Monitoring EMR clusters in real-time is crucial in identifying root causes, minimizing manual actions, and increasing productivity. The challenges faced by organizations while observing cluster performance include scale, dynamic environments, data variety, resource utilization, latency, centralizing observability dashboards, alerting, incident management, and cost management.
Insights gained from Monitor and Optimize Analytic Workloads on Amazon EMR with Prometheus and Grafana helped FINRA to build its enterprise central monitoring solution using Managed Prometheus and Managed Grafana.
Managed Prometheus allows for real-time high-volume data collection that scales the ingestion, storage, and querying of operational metrics to mimic Ganglia-like metrics. Additionally, a data ingestion layer for every cluster, configuration for metrics collection, and inefficiencies were included in the solution.
A mechanism was built to render metrics on Managed Grafana dashboards for task-level, node-level, and cluster-level metrics that can be promoted from lower environments to higher environments.

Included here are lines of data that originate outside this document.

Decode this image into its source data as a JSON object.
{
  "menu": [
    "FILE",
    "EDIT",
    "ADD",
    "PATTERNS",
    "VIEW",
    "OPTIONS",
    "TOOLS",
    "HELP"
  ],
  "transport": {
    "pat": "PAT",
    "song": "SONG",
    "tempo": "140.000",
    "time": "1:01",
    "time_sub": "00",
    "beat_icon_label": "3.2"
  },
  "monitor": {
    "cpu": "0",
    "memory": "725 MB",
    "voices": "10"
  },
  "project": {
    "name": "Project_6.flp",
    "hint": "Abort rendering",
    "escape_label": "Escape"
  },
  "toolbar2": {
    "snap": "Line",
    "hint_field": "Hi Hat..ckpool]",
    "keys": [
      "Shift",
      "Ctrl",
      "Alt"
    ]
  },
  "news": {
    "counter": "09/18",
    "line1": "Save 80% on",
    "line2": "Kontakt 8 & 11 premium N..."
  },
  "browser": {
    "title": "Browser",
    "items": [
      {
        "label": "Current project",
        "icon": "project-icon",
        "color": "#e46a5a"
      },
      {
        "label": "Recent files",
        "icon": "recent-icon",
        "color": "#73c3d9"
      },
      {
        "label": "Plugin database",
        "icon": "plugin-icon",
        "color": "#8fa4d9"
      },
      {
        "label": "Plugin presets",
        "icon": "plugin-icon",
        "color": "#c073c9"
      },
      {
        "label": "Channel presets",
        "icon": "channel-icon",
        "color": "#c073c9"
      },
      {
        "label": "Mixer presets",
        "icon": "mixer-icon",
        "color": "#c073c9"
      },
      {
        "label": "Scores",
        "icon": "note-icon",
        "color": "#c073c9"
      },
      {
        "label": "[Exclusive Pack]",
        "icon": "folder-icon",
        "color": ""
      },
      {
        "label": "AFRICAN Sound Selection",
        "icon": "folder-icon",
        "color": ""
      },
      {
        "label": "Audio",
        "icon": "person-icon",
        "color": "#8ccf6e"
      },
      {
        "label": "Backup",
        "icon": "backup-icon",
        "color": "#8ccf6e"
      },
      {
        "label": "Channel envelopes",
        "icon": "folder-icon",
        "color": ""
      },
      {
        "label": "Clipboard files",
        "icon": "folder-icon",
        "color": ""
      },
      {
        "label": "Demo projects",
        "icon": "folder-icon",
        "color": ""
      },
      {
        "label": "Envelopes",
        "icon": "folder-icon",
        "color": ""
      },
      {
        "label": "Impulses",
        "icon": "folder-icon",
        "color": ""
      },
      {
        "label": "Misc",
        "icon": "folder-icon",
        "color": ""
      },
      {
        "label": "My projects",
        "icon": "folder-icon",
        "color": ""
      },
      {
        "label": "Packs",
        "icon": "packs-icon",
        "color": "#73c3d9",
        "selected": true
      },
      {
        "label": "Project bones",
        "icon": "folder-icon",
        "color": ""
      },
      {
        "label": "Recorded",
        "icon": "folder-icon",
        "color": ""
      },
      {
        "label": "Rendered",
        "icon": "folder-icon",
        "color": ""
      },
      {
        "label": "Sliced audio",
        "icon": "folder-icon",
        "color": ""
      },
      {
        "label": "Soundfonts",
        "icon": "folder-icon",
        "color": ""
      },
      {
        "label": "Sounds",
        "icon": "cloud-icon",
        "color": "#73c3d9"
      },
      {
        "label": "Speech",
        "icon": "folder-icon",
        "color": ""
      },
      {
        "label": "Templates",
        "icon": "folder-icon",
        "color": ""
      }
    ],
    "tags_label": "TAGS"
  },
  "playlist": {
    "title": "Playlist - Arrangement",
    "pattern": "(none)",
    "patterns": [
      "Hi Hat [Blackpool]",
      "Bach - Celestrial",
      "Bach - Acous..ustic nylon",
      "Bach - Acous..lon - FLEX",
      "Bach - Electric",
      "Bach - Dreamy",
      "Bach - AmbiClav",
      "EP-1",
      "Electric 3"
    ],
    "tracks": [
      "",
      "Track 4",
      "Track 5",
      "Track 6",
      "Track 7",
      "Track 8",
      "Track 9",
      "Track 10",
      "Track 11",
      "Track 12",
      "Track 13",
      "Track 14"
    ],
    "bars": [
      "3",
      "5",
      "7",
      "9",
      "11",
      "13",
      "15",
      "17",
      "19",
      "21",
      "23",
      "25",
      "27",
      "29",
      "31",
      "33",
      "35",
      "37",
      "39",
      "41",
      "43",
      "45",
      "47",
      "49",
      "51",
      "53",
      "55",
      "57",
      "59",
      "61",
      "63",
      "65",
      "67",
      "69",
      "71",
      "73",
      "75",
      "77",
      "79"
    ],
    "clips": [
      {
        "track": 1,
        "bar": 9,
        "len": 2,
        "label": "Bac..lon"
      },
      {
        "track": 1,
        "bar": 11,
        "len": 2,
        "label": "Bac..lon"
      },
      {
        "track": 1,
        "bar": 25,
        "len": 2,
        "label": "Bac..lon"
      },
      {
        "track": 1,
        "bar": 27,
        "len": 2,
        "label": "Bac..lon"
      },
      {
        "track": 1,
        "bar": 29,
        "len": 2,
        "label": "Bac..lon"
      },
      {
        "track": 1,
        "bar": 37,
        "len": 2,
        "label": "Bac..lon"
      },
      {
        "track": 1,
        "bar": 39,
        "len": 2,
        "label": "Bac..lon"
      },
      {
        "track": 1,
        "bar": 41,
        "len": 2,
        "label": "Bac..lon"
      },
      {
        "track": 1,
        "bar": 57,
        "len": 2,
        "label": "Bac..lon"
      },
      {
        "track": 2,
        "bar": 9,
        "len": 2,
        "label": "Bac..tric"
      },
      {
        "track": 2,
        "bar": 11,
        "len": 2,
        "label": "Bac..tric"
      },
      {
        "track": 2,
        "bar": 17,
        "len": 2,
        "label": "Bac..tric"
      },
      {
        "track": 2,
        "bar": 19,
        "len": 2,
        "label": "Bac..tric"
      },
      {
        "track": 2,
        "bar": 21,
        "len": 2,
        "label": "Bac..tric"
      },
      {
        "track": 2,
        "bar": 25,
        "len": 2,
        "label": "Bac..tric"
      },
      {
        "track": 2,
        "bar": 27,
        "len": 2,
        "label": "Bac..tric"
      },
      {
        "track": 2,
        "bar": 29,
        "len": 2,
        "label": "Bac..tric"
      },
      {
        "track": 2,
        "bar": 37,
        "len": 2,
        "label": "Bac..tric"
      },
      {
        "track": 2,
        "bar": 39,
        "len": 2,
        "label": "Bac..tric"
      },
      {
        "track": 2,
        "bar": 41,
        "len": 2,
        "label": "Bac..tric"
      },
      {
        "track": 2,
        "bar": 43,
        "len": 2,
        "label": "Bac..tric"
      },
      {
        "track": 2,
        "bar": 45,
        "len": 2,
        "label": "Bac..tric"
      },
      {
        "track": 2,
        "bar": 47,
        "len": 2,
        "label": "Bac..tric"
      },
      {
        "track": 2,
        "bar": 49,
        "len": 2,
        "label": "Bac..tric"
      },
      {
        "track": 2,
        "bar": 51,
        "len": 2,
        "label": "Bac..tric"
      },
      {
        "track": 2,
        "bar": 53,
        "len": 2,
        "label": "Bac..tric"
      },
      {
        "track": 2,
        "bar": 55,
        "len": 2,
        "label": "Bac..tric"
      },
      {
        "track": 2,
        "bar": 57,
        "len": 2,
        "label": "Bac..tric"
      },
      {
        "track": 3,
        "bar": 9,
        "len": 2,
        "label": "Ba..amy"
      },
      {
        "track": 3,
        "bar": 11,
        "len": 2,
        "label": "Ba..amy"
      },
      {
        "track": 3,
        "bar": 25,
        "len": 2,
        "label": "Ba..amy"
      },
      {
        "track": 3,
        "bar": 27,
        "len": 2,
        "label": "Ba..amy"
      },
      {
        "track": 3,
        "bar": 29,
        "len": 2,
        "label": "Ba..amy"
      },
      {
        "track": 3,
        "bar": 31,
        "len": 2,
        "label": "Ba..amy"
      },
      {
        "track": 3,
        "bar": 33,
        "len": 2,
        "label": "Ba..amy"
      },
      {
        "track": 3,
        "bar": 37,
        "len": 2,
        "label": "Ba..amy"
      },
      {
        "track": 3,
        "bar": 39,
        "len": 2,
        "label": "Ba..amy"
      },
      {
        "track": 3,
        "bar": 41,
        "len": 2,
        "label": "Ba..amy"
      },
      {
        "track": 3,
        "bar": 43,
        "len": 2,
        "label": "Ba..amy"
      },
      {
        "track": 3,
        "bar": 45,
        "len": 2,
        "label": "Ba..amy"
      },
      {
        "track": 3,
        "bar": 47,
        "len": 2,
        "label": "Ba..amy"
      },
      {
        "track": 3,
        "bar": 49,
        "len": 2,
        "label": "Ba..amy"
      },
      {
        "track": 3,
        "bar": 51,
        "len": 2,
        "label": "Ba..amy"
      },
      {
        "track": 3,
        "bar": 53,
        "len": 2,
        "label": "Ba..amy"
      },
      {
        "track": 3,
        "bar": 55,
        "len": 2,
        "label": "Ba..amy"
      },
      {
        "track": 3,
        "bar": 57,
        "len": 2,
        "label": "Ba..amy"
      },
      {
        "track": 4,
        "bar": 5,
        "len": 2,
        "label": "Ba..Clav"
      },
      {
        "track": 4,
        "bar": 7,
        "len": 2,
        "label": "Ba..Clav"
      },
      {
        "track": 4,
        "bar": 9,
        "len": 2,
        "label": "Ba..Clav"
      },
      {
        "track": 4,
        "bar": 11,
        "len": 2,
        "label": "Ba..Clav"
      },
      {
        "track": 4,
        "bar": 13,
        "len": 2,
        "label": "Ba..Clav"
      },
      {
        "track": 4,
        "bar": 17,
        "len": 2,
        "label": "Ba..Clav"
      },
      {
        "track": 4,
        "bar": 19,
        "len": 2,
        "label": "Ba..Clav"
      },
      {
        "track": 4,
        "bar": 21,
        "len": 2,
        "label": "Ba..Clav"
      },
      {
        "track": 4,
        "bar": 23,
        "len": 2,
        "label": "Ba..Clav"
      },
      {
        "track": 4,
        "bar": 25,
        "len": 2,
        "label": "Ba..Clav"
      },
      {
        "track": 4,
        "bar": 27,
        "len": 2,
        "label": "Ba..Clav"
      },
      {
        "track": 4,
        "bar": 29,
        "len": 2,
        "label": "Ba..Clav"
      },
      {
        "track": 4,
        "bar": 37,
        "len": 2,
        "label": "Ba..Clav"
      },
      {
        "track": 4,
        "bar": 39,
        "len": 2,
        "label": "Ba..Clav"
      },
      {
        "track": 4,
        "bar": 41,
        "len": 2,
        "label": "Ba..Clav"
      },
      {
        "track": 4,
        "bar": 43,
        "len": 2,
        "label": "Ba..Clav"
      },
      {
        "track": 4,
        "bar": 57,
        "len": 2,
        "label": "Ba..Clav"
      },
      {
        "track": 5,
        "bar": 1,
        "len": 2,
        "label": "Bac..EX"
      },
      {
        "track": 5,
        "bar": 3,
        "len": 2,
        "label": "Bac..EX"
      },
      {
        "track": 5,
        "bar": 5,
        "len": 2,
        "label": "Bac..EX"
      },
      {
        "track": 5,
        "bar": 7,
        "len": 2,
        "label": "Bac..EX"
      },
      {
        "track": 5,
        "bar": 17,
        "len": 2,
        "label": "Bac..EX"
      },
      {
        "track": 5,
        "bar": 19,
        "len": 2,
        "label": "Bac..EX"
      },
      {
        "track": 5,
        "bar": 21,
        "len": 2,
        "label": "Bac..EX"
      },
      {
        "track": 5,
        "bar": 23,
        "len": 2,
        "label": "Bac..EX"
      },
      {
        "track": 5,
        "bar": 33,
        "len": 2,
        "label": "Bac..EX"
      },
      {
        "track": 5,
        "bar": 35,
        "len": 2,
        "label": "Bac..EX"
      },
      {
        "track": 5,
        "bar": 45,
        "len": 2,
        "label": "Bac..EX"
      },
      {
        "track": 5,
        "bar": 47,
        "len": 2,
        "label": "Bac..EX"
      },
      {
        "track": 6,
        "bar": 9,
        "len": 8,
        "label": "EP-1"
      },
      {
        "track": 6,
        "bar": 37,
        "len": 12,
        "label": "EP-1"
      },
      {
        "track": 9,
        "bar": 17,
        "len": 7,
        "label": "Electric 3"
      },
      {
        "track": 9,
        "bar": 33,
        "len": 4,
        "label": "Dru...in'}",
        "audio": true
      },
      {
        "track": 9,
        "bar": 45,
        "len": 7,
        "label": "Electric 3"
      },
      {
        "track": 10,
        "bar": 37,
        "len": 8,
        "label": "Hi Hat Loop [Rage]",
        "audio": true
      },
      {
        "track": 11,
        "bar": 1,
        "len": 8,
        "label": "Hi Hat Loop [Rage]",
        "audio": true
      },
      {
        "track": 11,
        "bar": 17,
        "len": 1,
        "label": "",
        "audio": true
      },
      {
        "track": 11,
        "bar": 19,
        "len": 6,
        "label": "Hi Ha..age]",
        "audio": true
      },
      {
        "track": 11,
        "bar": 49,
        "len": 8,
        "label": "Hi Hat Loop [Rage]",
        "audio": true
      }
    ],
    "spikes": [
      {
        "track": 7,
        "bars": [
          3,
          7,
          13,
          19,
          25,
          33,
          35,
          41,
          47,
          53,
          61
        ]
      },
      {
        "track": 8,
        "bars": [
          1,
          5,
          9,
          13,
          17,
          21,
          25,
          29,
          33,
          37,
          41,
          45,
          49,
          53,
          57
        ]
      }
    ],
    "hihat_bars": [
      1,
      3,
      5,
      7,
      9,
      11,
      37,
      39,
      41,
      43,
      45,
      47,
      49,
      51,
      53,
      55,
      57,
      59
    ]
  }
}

The scalable solution significantly reduced the time to resolution and enhanced overall operational stance. The solution empowered the operations and engineering teams with comprehensive insights into various Amazon EMR metrics like OS levels, Spark, JMX, HDFS, and Yarn, all consolidated in one place.
The solution extends to use cases such as Amazon Elastic Kubernetes Service (Amazon EKS) clusters, including EMR on EKS clusters, and other applications, establishing it as a one-stop system for monitoring metrics across Finra's infrastructure and applications.